Recently, we wrote a blog article on the genetic factors of epilepsy. We also mentioned that in many cases there are no genetic factors to epilepsy, which is known as acquired epilepsy.
Acquired epilepsy can be used to describe a number of causes that are not genetic in nature, this means they were not passed down through the family or as a result of genetic mutation.
There are a number of ways that a person without a genetic disposition to epilepsy can acquire it. These include:
Around 30% of people with brain tumours also have epilepsy and up to 60% will experience at least one seizure, which may not be enough for a diagnosis of epilepsy in itself. Tumours in the lobes of the cerebrum (cerebral cortex) or the meninges present an increased risk of developing epilepsy as well as slow growing (low grade) tumours. High grade tumours and those that are deep within the brain or the brainstem are less likely to result in seizures.
Between 2-4% of people who have a stroke will also develop epilepsy. Acute onset seizures may happen within 24 hours of a stroke, however, a single seizure may not result in an epilepsy diagnosis. Strokes are one of the most common causes of epilepsy for the elderly and account for up to 30% of cases. The risk of having a seizure or developing epilepsy is higher for those who have had a severe stroke, a stroke that is caused by bleeding on the brain (haemarrhagic stroke) or a stroke that starts in the cerebral cortex.

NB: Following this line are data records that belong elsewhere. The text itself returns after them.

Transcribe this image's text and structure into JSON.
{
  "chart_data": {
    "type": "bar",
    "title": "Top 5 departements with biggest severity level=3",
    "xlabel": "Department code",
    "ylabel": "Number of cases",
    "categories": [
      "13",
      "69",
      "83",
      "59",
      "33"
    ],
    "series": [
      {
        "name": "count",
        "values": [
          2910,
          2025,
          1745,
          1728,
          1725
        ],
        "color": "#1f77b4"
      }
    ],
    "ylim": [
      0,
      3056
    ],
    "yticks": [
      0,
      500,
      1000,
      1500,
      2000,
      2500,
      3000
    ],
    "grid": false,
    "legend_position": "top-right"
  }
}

Between 6-20% of epilepsy cases are believed to be as a result of head trauma. A minor brain injury can increase the risk of developing epilepsy whilst a severe brain injury can increase the risk much further. For example, someone who survives a gunshot wound to the head is believed to have a 50% chance of developing epilepsy. The underlying cause of the seizure activity is from the scarring on the brain rather than the trauma itself.
Many infections are known to also carry a risk of developing epilepsy. For example, developing epilepsy having meningitis is a risk less than 10%, whereas herpes simplex encephalitis carries a risk closer to 50%. Brain infections such as cerebral malaria, toxoplasmosis and toxocariasis are also associated with the development of epilepsy.
Alzheimer’s disease, multiple sclerosis, tuberous sclerosis and autoimmune encephalitis are also known to carry risk of developing epilepsy.
It’s also worth noting that there is a common myth that vaccinations increase the risk of developing epilepsy. It has been proved to be untrue and we can’t stress enough how important it is to ensure children (and adults) receive the appropriate vaccinations to prevent the spread of disease.